On November 5th, the University of Toronto’s Dr. John Dick published a paper in Science that has researchers around the world rethinking how human blood gets made.  Dr. Dick’s team showed that the traditional understanding of blood production is wrong and that stem cells drive production of different kinds of blood cells much earlier than previously thought. This has huge implications for future treatments for blood-based cancers. We blogged about it here.

Yesterday came news that a University of Ottawa team led by Dr. Michael Rudnicki published a paper in Nature Medicine that could completely alter perceptions on how Duchenne muscular dystrophy happens — linking it to intrinsic defects in the function of muscle stem cells.

Affecting about one in about 3,600 boys, Duchenne muscular dystrophy occurs when genetic mutations deplete production of dystrophin protein, causing muscles to deteriorate.

According to an Ottawa Hospital Research Institute release, dystrophin was thought to be a simple structural protein found only in muscle fibres. The Ottawa team discovered that muscle stem cells also express the dystrophin protein. Without it they can produce only one-tenth the number of muscle precursor cells needed to generate functional muscle fibre.

Dr. Nicolas A. Dumont and Yu Xin (Will) Wang are co-lead authors on the paper. that also showed that dystrophin is a key piece of the molecular machinery that enables muscle stem cells to function.
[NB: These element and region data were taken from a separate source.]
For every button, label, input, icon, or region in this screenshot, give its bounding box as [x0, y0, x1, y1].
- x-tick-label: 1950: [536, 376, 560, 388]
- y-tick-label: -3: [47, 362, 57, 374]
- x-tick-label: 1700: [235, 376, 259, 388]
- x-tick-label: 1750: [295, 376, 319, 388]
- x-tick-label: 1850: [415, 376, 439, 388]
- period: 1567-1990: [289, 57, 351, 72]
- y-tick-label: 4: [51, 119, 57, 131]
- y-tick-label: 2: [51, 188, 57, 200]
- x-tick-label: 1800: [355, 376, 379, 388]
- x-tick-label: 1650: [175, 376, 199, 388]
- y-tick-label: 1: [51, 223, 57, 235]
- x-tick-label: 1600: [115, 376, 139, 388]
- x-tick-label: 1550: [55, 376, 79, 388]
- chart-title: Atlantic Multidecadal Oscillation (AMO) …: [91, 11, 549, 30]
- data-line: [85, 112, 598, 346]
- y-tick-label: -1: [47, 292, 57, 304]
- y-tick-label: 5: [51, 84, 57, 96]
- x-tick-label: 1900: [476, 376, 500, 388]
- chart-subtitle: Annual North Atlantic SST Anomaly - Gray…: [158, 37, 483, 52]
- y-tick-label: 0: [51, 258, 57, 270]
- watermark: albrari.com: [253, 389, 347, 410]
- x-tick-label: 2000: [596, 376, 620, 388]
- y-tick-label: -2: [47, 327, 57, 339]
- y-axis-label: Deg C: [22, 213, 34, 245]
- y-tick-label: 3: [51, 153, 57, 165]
“Muscle stem cells that lack dystrophin cannot tell which way is up and which way is down,” said Dr. Rudnicki. “This is crucial because muscle stem cells need to sense their environment to decide whether to produce more stem cells or to form new muscle fibres. Without this information, muscle stem cells cannot divide properly and cannot properly repair damaged muscle.”

Dr. Rudnicki was featured in many news reports about the discovery, including this feature by CBC.